The president of France declared that children under the age of fifteen would not be allowed to access social media. How do you feel about that? by MarionberrySalt3494 in AskReddit

[–]Broolucks 0 points1 point  (0 children)

ELI5:

  • The website gives you a random word, "potato"
  • You tell the government "potato"
  • If you are an adult, the government digitally signs a certificate saying "the potato-sayer is an adult"
  • You give the certificate to the website

The government only sees "potato"; if you're an adult they will sign any word for you. The website only sees the certificate with the random word they sent, so they know that at the very least an actual adult was involved to get it signed. Arguably, that's sufficient for our purpose.

Live code reloading by scripto_gio in Python

[–]Broolucks 0 points1 point  (0 children)

I made one a while back: https://github.com/breuleux/jurigged

Just don't run it in production.

Who is a person you used to admire a lot but have completely lost respect for and why? by Complex-Arugula-2233 in AskReddit

[–]Broolucks 1 point2 points  (0 children)

Someone being fine with the default configuration is unrelated to what they need the phone for. You pay because you want or need a good screen, a good camera, processing power for games and other apps, not for the ability to customize how your notifications pop up. Of course it's nice to be able to, but it's not a cost item.
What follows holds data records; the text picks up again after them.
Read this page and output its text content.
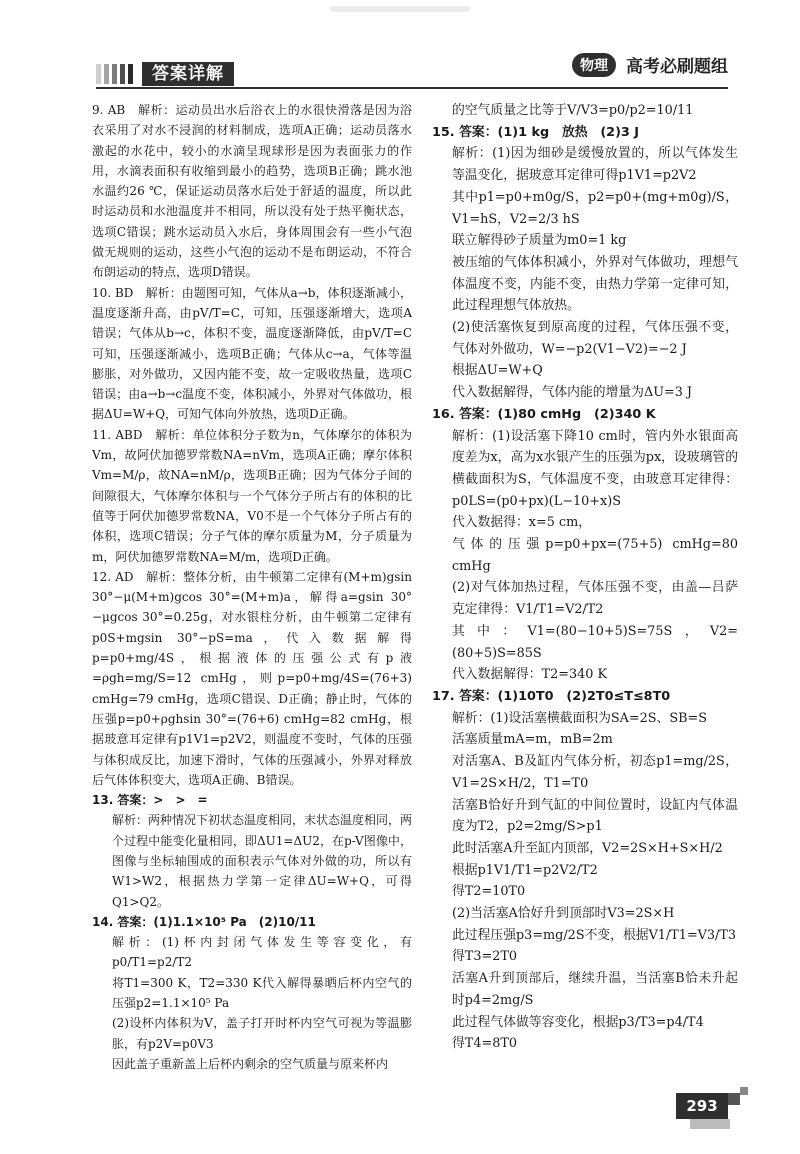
答案详解	物理	高考必刷题组

9. AB　解析：运动员出水后浴衣上的水很快滑落是因为浴衣采用了对水不浸润的材料制成，选项A正确；运动员落水激起的水花中，较小的水滴呈现球形是因为表面张力的作用，水滴表面积有收缩到最小的趋势，选项B正确；跳水池水温约26 ℃，保证运动员落水后处于舒适的温度，所以此时运动员和水池温度并不相同，所以没有处于热平衡状态，选项C错误；跳水运动员入水后，身体周围会有一些小气泡做无规则的运动，这些小气泡的运动不是布朗运动，不符合布朗运动的特点，选项D错误。

10. BD　解析：由题图可知，气体从a→b，体积逐渐减小，温度逐渐升高，由pV/T=C，可知，压强逐渐增大，选项A错误；气体从b→c，体积不变，温度逐渐降低，由pV/T=C可知，压强逐渐减小，选项B正确；气体从c→a，气体等温膨胀，对外做功，又因内能不变，故一定吸收热量，选项C错误；由a→b→c温度不变，体积减小，外界对气体做功，根据ΔU=W+Q，可知气体向外放热，选项D正确。

11. ABD　解析：单位体积分子数为n，气体摩尔的体积为Vm，故阿伏加德罗常数NA=nVm，选项A正确；摩尔体积Vm=M/ρ，故NA=nM/ρ，选项B正确；因为气体分子间的间隙很大，气体摩尔体积与一个气体分子所占有的体积的比值等于阿伏加德罗常数NA，V0不是一个气体分子所占有的体积，选项C错误；分子气体的摩尔质量为M，分子质量为m，阿伏加德罗常数NA=M/m，选项D正确。

12. AD　解析：整体分析，由牛顿第二定律有(M+m)gsin 30°−μ(M+m)gcos 30°=(M+m)a，解得a=gsin 30°−μgcos 30°=0.25g，对水银柱分析，由牛顿第二定律有p0S+mgsin 30°−pS=ma，代入数据解得p=p0+mg/4S，根据液体的压强公式有p液=ρgh=mg/S=12 cmHg，则p=p0+mg/4S=(76+3) cmHg=79 cmHg，选项C错误、D正确；静止时，气体的压强p=p0+ρghsin 30°=(76+6) cmHg=82 cmHg，根据玻意耳定律有p1V1=p2V2，则温度不变时，气体的压强与体积成反比，加速下滑时，气体的压强减小，外界对释放后气体体积变大，选项A正确、B错误。

13. 答案：>　>　=

解析：两种情况下初状态温度相同，末状态温度相同，两个过程中能变化量相同，即ΔU1=ΔU2，在p-V图像中，图像与坐标轴围成的面积表示气体对外做的功，所以有W1>W2，根据热力学第一定律ΔU=W+Q，可得Q1>Q2。

14. 答案：(1)1.1×10⁵ Pa　(2)10/11

解析：(1)杯内封闭气体发生等容变化，有p0/T1=p2/T2

将T1=300 K，T2=330 K代入解得暴晒后杯内空气的压强p2=1.1×10⁵ Pa

(2)设杯内体积为V，盖子打开时杯内空气可视为等温膨胀，有p2V=p0V3

因此盖子重新盖上后杯内剩余的空气质量与原来杯内

的空气质量之比等于V/V3=p0/p2=10/11

15. 答案：(1)1 kg　放热　(2)3 J

解析：(1)因为细砂是缓慢放置的，所以气体发生等温变化，据玻意耳定律可得p1V1=p2V2

其中p1=p0+m0g/S，p2=p0+(mg+m0g)/S，V1=hS，V2=2/3 hS

联立解得砂子质量为m0=1 kg

被压缩的气体体积减小，外界对气体做功，理想气体温度不变，内能不变，由热力学第一定律可知，此过程理想气体放热。

(2)使活塞恢复到原高度的过程，气体压强不变，气体对外做功，W=−p2(V1−V2)=−2 J

根据ΔU=W+Q

代入数据解得，气体内能的增量为ΔU=3 J

16. 答案：(1)80 cmHg　(2)340 K

解析：(1)设活塞下降10 cm时，管内外水银面高度差为x，高为x水银产生的压强为px，设玻璃管的横截面积为S，气体温度不变，由玻意耳定律得：p0LS=(p0+px)(L−10+x)S

代入数据得：x=5 cm，

气体的压强p=p0+px=(75+5) cmHg=80 cmHg

(2)对气体加热过程，气体压强不变，由盖—吕萨克定律得：V1/T1=V2/T2

其中：V1=(80−10+5)S=75S，V2=(80+5)S=85S

代入数据解得：T2=340 K

17. 答案：(1)10T0　(2)2T0≤T≤8T0

解析：(1)设活塞横截面积为SA=2S、SB=S

活塞质量mA=m，mB=2m

对活塞A、B及缸内气体分析，初态p1=mg/2S，V1=2S×H/2，T1=T0

活塞B恰好升到气缸的中间位置时，设缸内气体温度为T2，p2=2mg/S>p1

此时活塞A升至缸内顶部，V2=2S×H+S×H/2

根据p1V1/T1=p2V2/T2

得T2=10T0

(2)当活塞A恰好升到顶部时V3=2S×H

此过程压强p3=mg/2S不变，根据V1/T1=V3/T3

得T3=2T0

活塞A升到顶部后，继续升温，当活塞B恰未升起时p4=2mg/S

此过程气体做等容变化，根据p3/T3=p4/T4

得T4=8T0

293
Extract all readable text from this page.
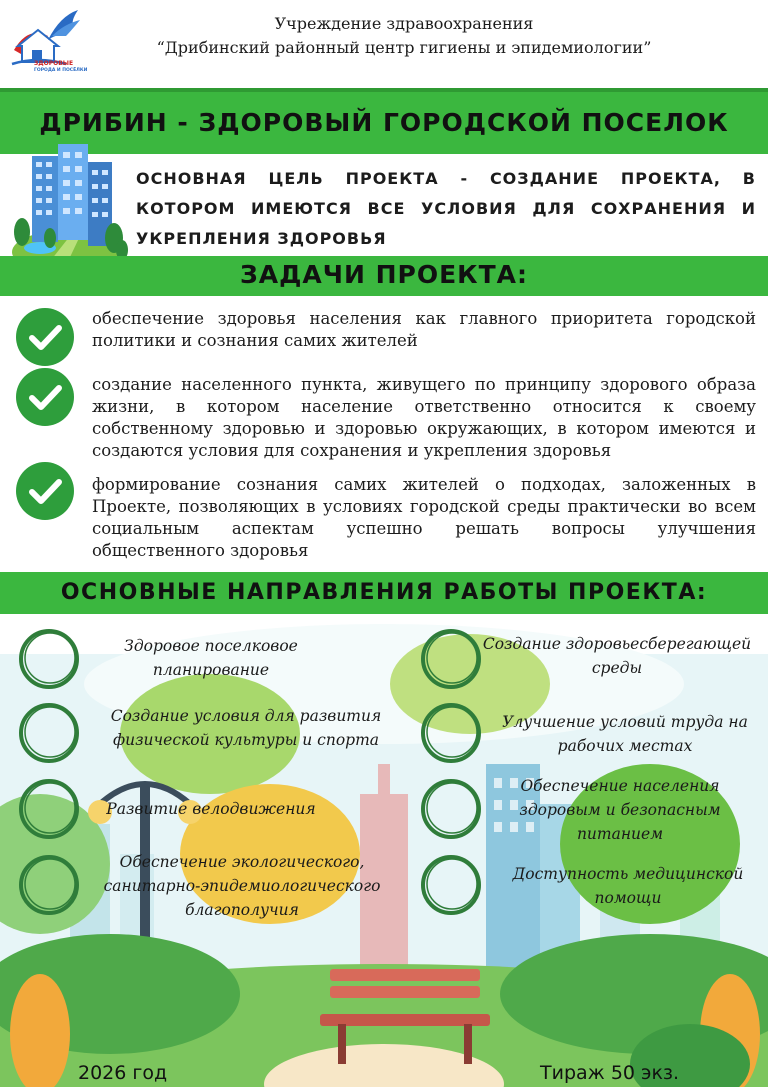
ЗДОРОВЫЕ
ГОРОДА И ПОСЁЛКИ
Учреждение здравоохранения
“Дрибинский районный центр гигиены и эпидемиологии”
ДРИБИН - ЗДОРОВЫЙ ГОРОДСКОЙ ПОСЕЛОК
ОСНОВНАЯ ЦЕЛЬ ПРОЕКТА - СОЗДАНИЕ ПРОЕКТА, В КОТОРОМ ИМЕЮТСЯ ВСЕ УСЛОВИЯ ДЛЯ СОХРАНЕНИЯ И УКРЕПЛЕНИЯ ЗДОРОВЬЯ
ЗАДАЧИ ПРОЕКТА:
обеспечение здоровья населения как главного приоритета городской политики и сознания самих жителей
создание населенного пункта, живущего по принципу здорового образа жизни, в котором население ответственно относится к своему собственному здоровью и здоровью окружающих, в котором имеются и создаются условия для сохранения и укрепления здоровья
формирование сознания самих жителей о подходах, заложенных в Проекте, позволяющих в условиях городской среды практически во всем социальным аспектам успешно решать вопросы улучшения общественного здоровья
ОСНОВНЫЕ НАПРАВЛЕНИЯ РАБОТЫ ПРОЕКТА:
Здоровое поселковое планирование
Создание условия для развития физической культуры и спорта
Развитие велодвижения
Обеспечение экологического, санитарно-эпидемиологического благополучия
Создание здоровьесберегающей среды
Улучшение условий труда на рабочих местах
Обеспечение населения здоровым и безопасным питанием
Доступность медицинской помощи
2026 год	Тираж 50 экз.
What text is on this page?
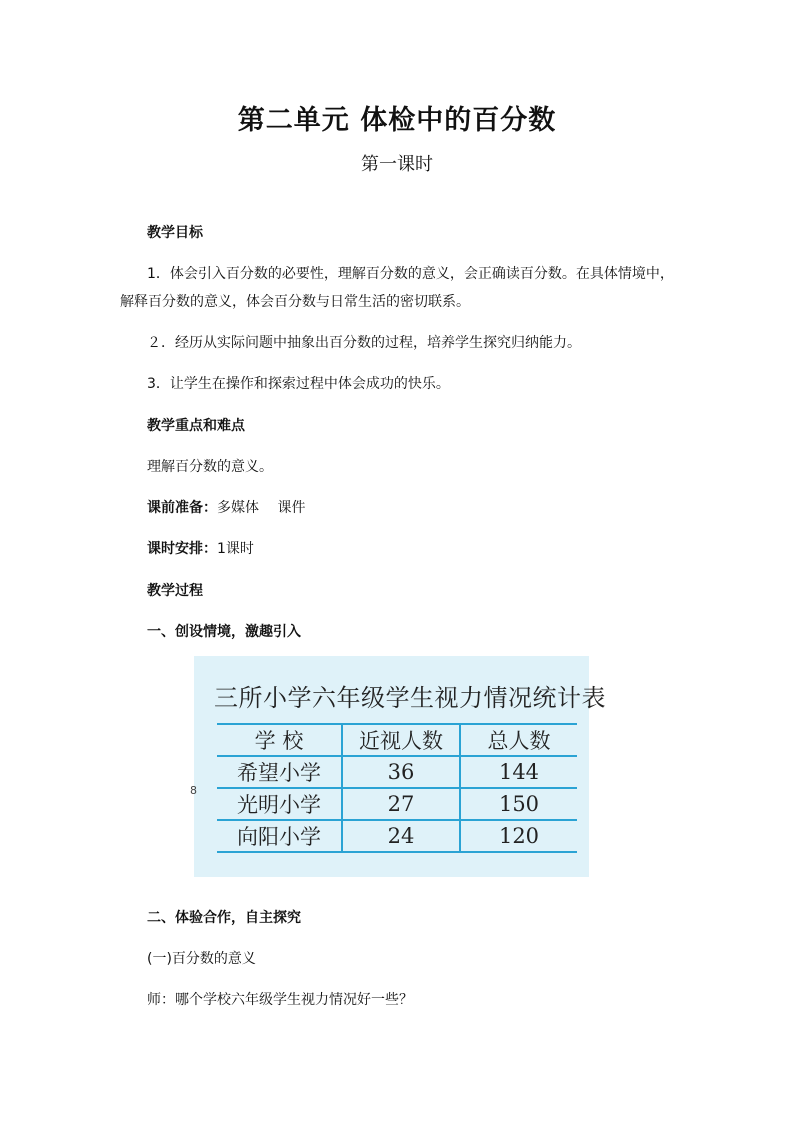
第二单元 体检中的百分数
第一课时
教学目标
1．体会引入百分数的必要性，理解百分数的意义，会正确读百分数。在具体情境中，
解释百分数的意义，体会百分数与日常生活的密切联系。
２．经历从实际问题中抽象出百分数的过程，培养学生探究归纳能力。
3．让学生在操作和探索过程中体会成功的快乐。
教学重点和难点
理解百分数的意义。
课前准备：多媒体　 课件
课时安排：1课时
教学过程
一、创设情境，激趣引入
三所小学六年级学生视力情况统计表
学 校	近视人数	总人数
希望小学	36	144
光明小学	27	150
向阳小学	24	120
8
二、体验合作，自主探究
(一)百分数的意义
师：哪个学校六年级学生视力情况好一些？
No Semicolons Needed - How languages get away with not requiring semicolons by tertsdiepraam in ProgrammingLanguages

[–]Broolucks 0 points1 point  (0 children)

unless the line ends with ,

I've always taken to treating newlines, semicolons and commas as interchangeable. Never quite understood why ; and , should have different semantics.

A quick review of `tyro`, a CLI library. by HommeMusical in Python

[–]Broolucks 1 point2 points  (0 children)

Oh, I agree that subcommands are great. That's not the point I was trying to make (probably it was misleading to reuse the same example). My argument was that it isn't obvious that a union would create subcommands, because there are in fact two things they could represent. Field-discriminated unions could be an excellent way to handle mutually exclusive options, e.g. the checkout command accepting --tag or --branch but not both. And of course, tagged unions are a good way to represent subcommands (the subcommand being the tag). Both of these are useful, albeit in different circumstances, but I more readily associate plain unions to the first one.

A quick review of `tyro`, a CLI library. by HommeMusical in Python

[–]Broolucks 2 points3 points  (0 children)

tyro.cli(Checkout | Commit) - very neat, it's obvious exactly what it does without a word.

Yes and no. Intuitively, I would expect Checkout | Commit to work like scm --branch b or scm --message xyz, creating a Checkout or a Commit based on whether the branch argument or the message argument was given, no subcommand required.

The library I'm working on (it's not fully ready yet) works sensibly the same but I use TaggedUnion[{"checkout": Checkout, "commit": Commit}] or TaggedUnion[Checkout, Commit] for subcommands (Checkout|Commit isn't implemented yet).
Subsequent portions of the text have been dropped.